America’s Philippines Blunder

America’s Philippines Blunder
Failing U.S. trade policy exacerbates Manila’s doubts of Washington’s security promises.

By GREG RUSHFORD
July 28, 2016 12:46 p.m. ET

U.S. Secretary of State John Kerry on Wednesday discussed the “full range” of economic and security issues with Rodrigo Duterte, the Philippines’ newly elected president. The visit comes in the wake of The Hague’s July 12 ruling that Chinese actions in the South China Sea violate Philippine rights.

Mr. Kerry’s diplomatic mission was to assure Mr. Duterte that Manila can count on Washington’s mutual-defense promises. But there are also Mr. Duterte’s doubts that the U.S. can support the Philippine trade and economy.

When Mr. Duterte was sworn in to office on June 30, U.S. Trade Representative Michael Froman announced a new trade policy that upends important economic growth plans in the Philippines. It threatens to wipe out an estimated $100 million annual boost to Philippine exports of travel goods such as luxury handbags, wallets and backpacks. It also complicates Philippine investment aspirations to create some 75,000 travel-goods-related jobs in the next five years.

At first glance, Mr. Froman’s announcement gives no hint of the economic controversy it has sparked. He says that President Obama wants to make “a powerful contribution to lifting people out of poverty and supporting growth in some of the poorest countries in the world, while also reducing costs to American consumers and businesses.” The policy benefits 43 least-developed beneficiary countries, such as Cambodia and Haiti, and 38 African nations. Pursuant to the U.S. Generalized System of Preferences (GSP) program, these countries will no longer have to pay stiff tariffs of up to 20% on handbags, wallets and other travel goods exported to the U.S.
The U.S. decision to give preferential treatment to the industry’s small players, while blindsiding the most competitive producers, is perplexing. Cambodia, for instance, holds a modest 0.4% of the U.S. market, producing mostly backpacks. Africa’s total travel-goods exports to the U.S. amount to roughly one hundredth of one percent market share. As a result, the policy gives just two countries—China and Vietnam—a combined 90% share of the $5 billion U.S. travel-goods market.
It is unlikely that preferential treatment will prompt least-developed countries to boost their exports. Even with 15 years of duty-free access to U.S. clothing markets under the African Growth and Opportunity Act, 40 African countries combined to export less than 1%, or $1 billion, of garments each year to the U.S. The Philippines alone exceeds Africa in clothing exports by more than $100 million.

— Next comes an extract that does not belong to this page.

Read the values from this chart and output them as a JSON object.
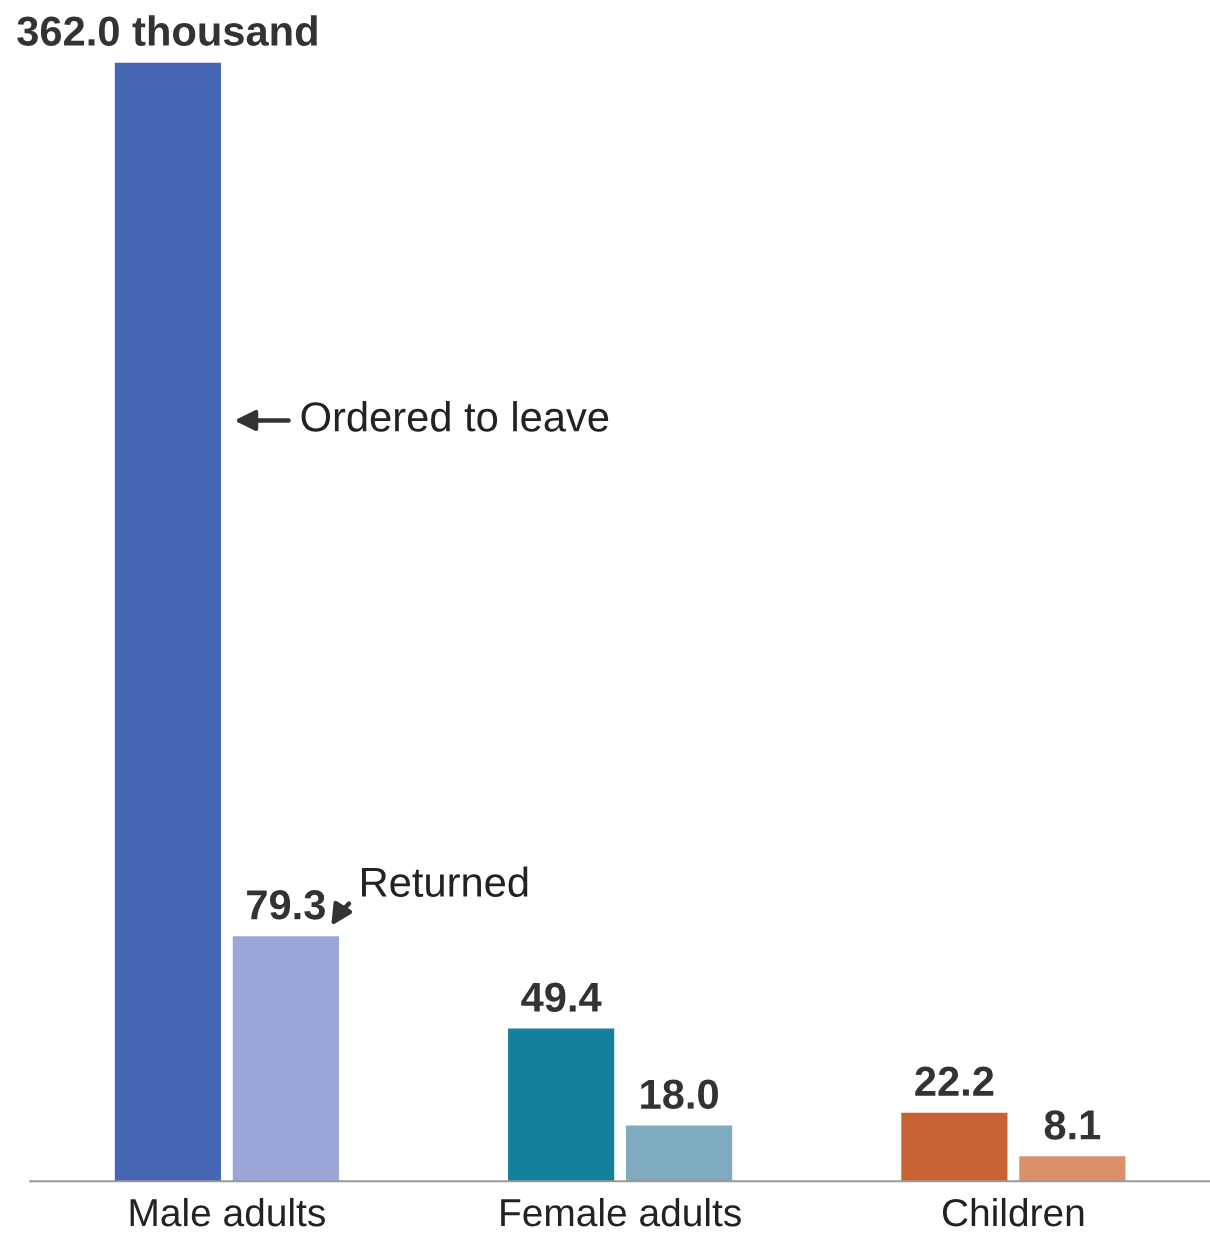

Diplomats from other countries and industry giants in the U.S., such as Coach, Columbia Sportswear and Kate Spade, have written to Mr. Froman asking for an explanation. On Wednesday 14 members of U.S. Congress, including 10 from the powerful Ways and Means Committee that has jurisdiction over trade, also issued a strong letter to the U.S. trade chief. But Mr. Froman has yet to offer any economic rationale for the decision, nor is there any evidence on the public record to support it.

Developing countries with larger market shares of the travel-goods industry, such as India, Indonesia, Pakistan, the Philippines, Sri Lanka and Thailand, must now reconsider their plans to expand their investments. Major U.S. players such as Coach and Michael Kors, which looked to U.S. trade officials to provide financial incentives to shift production away from China, will now put those investment plans on hold. China is thus poised to keep its 85% share of the U.S. travel-goods market.

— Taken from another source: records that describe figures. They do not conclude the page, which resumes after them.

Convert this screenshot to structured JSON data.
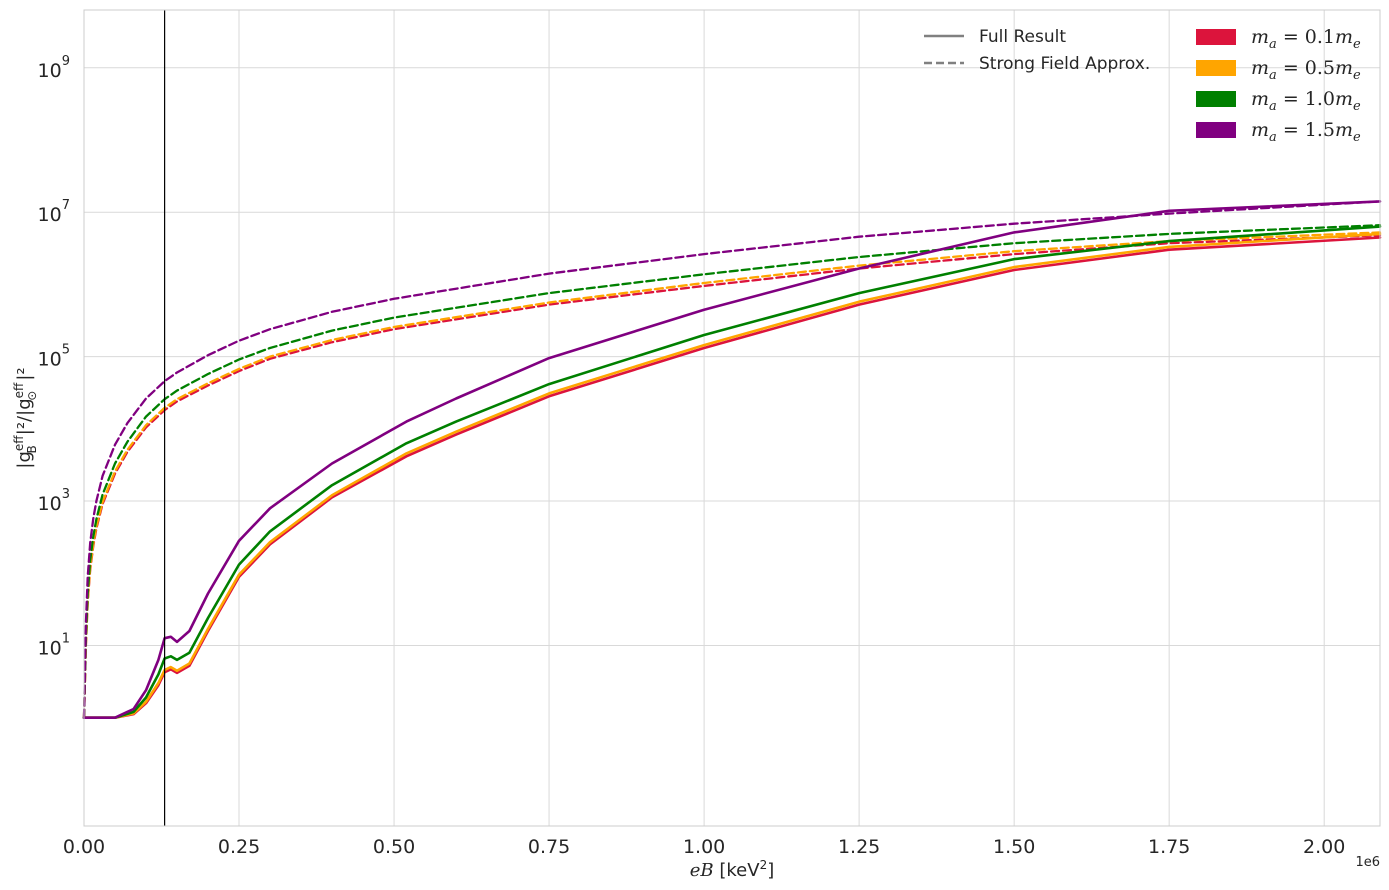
{
  "chart_data": {
    "type": "line",
    "xlabel_var": "eB",
    "xlabel_unit_open": "[keV",
    "xlabel_unit_exp": "2",
    "xlabel_unit_close": "]",
    "x_offset_label": "1e6",
    "ylabel": "|g_B^eff|^2 / |g_⊙^eff|^2",
    "ylabel_parts": {
      "pre1": "|g",
      "sup1": "eff",
      "sub1": "B",
      "mid": "|²/|g",
      "sup2": "eff",
      "sub2": "⊙",
      "post": "|²"
    },
    "xlim": [
      0,
      2.09
    ],
    "ylim_log10": [
      -1.5,
      9.8
    ],
    "yscale": "log",
    "grid": true,
    "vertical_line_x": 0.13,
    "x_ticks": [
      0.0,
      0.25,
      0.5,
      0.75,
      1.0,
      1.25,
      1.5,
      1.75,
      2.0
    ],
    "x_tick_labels": [
      "0.00",
      "0.25",
      "0.50",
      "0.75",
      "1.00",
      "1.25",
      "1.50",
      "1.75",
      "2.00"
    ],
    "y_ticks_log10": [
      1,
      3,
      5,
      7,
      9
    ],
    "y_tick_labels": [
      {
        "base": "10",
        "exp": "1"
      },
      {
        "base": "10",
        "exp": "3"
      },
      {
        "base": "10",
        "exp": "5"
      },
      {
        "base": "10",
        "exp": "7"
      },
      {
        "base": "10",
        "exp": "9"
      }
    ],
    "style_legend": {
      "placement": "top-right",
      "items": [
        {
          "label": "Full Result",
          "style": "solid",
          "color": "#808080"
        },
        {
          "label": "Strong Field Approx.",
          "style": "dashed",
          "color": "#808080"
        }
      ]
    },
    "color_legend": {
      "placement": "top-right",
      "items": [
        {
          "label": "m_a = 0.1m_e",
          "var": "m",
          "sub": "a",
          "value": " = 0.1",
          "var2": "m",
          "sub2": "e",
          "color": "#dc143c"
        },
        {
          "label": "m_a = 0.5m_e",
          "var": "m",
          "sub": "a",
          "value": " = 0.5",
          "var2": "m",
          "sub2": "e",
          "color": "#ffa500"
        },
        {
          "label": "m_a = 1.0m_e",
          "var": "m",
          "sub": "a",
          "value": " = 1.0",
          "var2": "m",
          "sub2": "e",
          "color": "#008000"
        },
        {
          "label": "m_a = 1.5m_e",
          "var": "m",
          "sub": "a",
          "value": " = 1.5",
          "var2": "m",
          "sub2": "e",
          "color": "#800080"
        }
      ]
    },
    "series": [
      {
        "name": "m_a = 0.1m_e",
        "kind": "full",
        "color": "#dc143c",
        "x": [
          0.0,
          0.05,
          0.08,
          0.1,
          0.12,
          0.13,
          0.14,
          0.15,
          0.17,
          0.2,
          0.25,
          0.3,
          0.4,
          0.52,
          0.6,
          0.75,
          1.0,
          1.25,
          1.5,
          1.75,
          2.09
        ],
        "log10_y": [
          0.0,
          0.0,
          0.05,
          0.2,
          0.45,
          0.63,
          0.67,
          0.62,
          0.72,
          1.2,
          1.95,
          2.4,
          3.05,
          3.62,
          3.92,
          4.45,
          5.12,
          5.72,
          6.2,
          6.48,
          6.65
        ]
      },
      {
        "name": "m_a = 0.5m_e",
        "kind": "full",
        "color": "#ffa500",
        "x": [
          0.0,
          0.05,
          0.08,
          0.1,
          0.12,
          0.13,
          0.14,
          0.15,
          0.17,
          0.2,
          0.25,
          0.3,
          0.4,
          0.52,
          0.6,
          0.75,
          1.0,
          1.25,
          1.5,
          1.75,
          2.09
        ],
        "log10_y": [
          0.0,
          0.0,
          0.06,
          0.22,
          0.48,
          0.66,
          0.7,
          0.65,
          0.75,
          1.23,
          1.98,
          2.43,
          3.08,
          3.66,
          3.96,
          4.49,
          5.16,
          5.76,
          6.24,
          6.52,
          6.7
        ]
      },
      {
        "name": "m_a = 1.0m_e",
        "kind": "full",
        "color": "#008000",
        "x": [
          0.0,
          0.05,
          0.08,
          0.1,
          0.12,
          0.13,
          0.14,
          0.15,
          0.17,
          0.2,
          0.25,
          0.3,
          0.4,
          0.52,
          0.6,
          0.75,
          1.0,
          1.25,
          1.5,
          1.75,
          2.09
        ],
        "log10_y": [
          0.0,
          0.0,
          0.08,
          0.28,
          0.6,
          0.82,
          0.85,
          0.8,
          0.9,
          1.38,
          2.12,
          2.58,
          3.22,
          3.8,
          4.1,
          4.62,
          5.3,
          5.88,
          6.35,
          6.6,
          6.8
        ]
      },
      {
        "name": "m_a = 1.5m_e",
        "kind": "full",
        "color": "#800080",
        "x": [
          0.0,
          0.05,
          0.08,
          0.1,
          0.12,
          0.13,
          0.14,
          0.15,
          0.17,
          0.2,
          0.25,
          0.3,
          0.4,
          0.52,
          0.6,
          0.75,
          1.0,
          1.25,
          1.5,
          1.75,
          2.09
        ],
        "log10_y": [
          0.0,
          0.0,
          0.12,
          0.38,
          0.8,
          1.1,
          1.12,
          1.05,
          1.2,
          1.72,
          2.45,
          2.9,
          3.52,
          4.1,
          4.42,
          4.98,
          5.65,
          6.22,
          6.72,
          7.02,
          7.15
        ]
      },
      {
        "name": "m_a = 0.1m_e",
        "kind": "approx",
        "color": "#dc143c",
        "x": [
          0.0,
          0.003,
          0.006,
          0.01,
          0.015,
          0.02,
          0.03,
          0.05,
          0.07,
          0.1,
          0.13,
          0.15,
          0.2,
          0.25,
          0.3,
          0.4,
          0.5,
          0.75,
          1.0,
          1.25,
          1.5,
          1.75,
          2.09
        ],
        "log10_y": [
          0.0,
          1.0,
          1.6,
          2.05,
          2.38,
          2.62,
          2.96,
          3.38,
          3.68,
          4.02,
          4.26,
          4.38,
          4.6,
          4.8,
          4.97,
          5.2,
          5.38,
          5.72,
          5.98,
          6.22,
          6.42,
          6.57,
          6.68
        ]
      },
      {
        "name": "m_a = 0.5m_e",
        "kind": "approx",
        "color": "#ffa500",
        "x": [
          0.0,
          0.003,
          0.006,
          0.01,
          0.015,
          0.02,
          0.03,
          0.05,
          0.07,
          0.1,
          0.13,
          0.15,
          0.2,
          0.25,
          0.3,
          0.4,
          0.5,
          0.75,
          1.0,
          1.25,
          1.5,
          1.75,
          2.09
        ],
        "log10_y": [
          0.0,
          1.02,
          1.62,
          2.08,
          2.41,
          2.65,
          2.99,
          3.41,
          3.71,
          4.05,
          4.29,
          4.41,
          4.63,
          4.83,
          5.0,
          5.23,
          5.41,
          5.75,
          6.02,
          6.26,
          6.46,
          6.6,
          6.72
        ]
      },
      {
        "name": "m_a = 1.0m_e",
        "kind": "approx",
        "color": "#008000",
        "x": [
          0.0,
          0.003,
          0.006,
          0.01,
          0.015,
          0.02,
          0.03,
          0.05,
          0.07,
          0.1,
          0.13,
          0.15,
          0.2,
          0.25,
          0.3,
          0.4,
          0.5,
          0.75,
          1.0,
          1.25,
          1.5,
          1.75,
          2.09
        ],
        "log10_y": [
          0.0,
          1.1,
          1.72,
          2.18,
          2.51,
          2.75,
          3.09,
          3.52,
          3.82,
          4.17,
          4.41,
          4.53,
          4.76,
          4.96,
          5.12,
          5.36,
          5.54,
          5.88,
          6.14,
          6.38,
          6.57,
          6.7,
          6.82
        ]
      },
      {
        "name": "m_a = 1.5m_e",
        "kind": "approx",
        "color": "#800080",
        "x": [
          0.0,
          0.003,
          0.006,
          0.01,
          0.015,
          0.02,
          0.03,
          0.05,
          0.07,
          0.1,
          0.13,
          0.15,
          0.2,
          0.25,
          0.3,
          0.4,
          0.5,
          0.75,
          1.0,
          1.25,
          1.5,
          1.75,
          2.09
        ],
        "log10_y": [
          0.0,
          1.3,
          1.95,
          2.42,
          2.76,
          3.0,
          3.35,
          3.78,
          4.08,
          4.42,
          4.66,
          4.78,
          5.02,
          5.22,
          5.38,
          5.62,
          5.8,
          6.15,
          6.42,
          6.66,
          6.84,
          6.98,
          7.15
        ]
      }
    ]
  }
}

Vietnam, as a communist country, is not eligible for the GSP preferences. But in the Trans-Pacific Partnership trade deal, the U.S. agreed to give the Vietnamese—who now hold a 5% market share—the same duty-free treatment withheld from GSP-eligible countries. Pakistan’s Prime Minister Nawaz Sharif thought he had received assurances directly from President Obama last year that U.S. trade officials understood the “importance” of increasing enhanced market access for Pakistan’s GSP-covered exports. Diplomats I have spoken to chafe at the unfairness.

Viewed through the Philippine lens, the failure to connect economic cooperation with the security aspect of Obama’s pivot to Asia is glaring. Cambodia, apparently thanks to financial inducements from Beijing, has been the spoiler whenever the Philippines has sought solidarity from its partners in the Association of Southeast Asian Nations in standing up to China in the South China Sea.

Asked repeatedly for his side of the story, Mr. Froman asserted through a spokesman that “travel goods are a product particularly well-suited to be produced in least-developed countries.” He declined to explain further.

While the broader security relationship will survive, it is worth noting that in international economic diplomacy, like in personal relationships, unnecessary smaller slights erode trust. With the Chinese watching on the sidelines and eager to buy their way out of their South China Sea mess, this is not a wise time to rub the volatile new Philippine leader the wrong way.

Mr. Rushford edits an online journal that specializes in international economic diplomacy.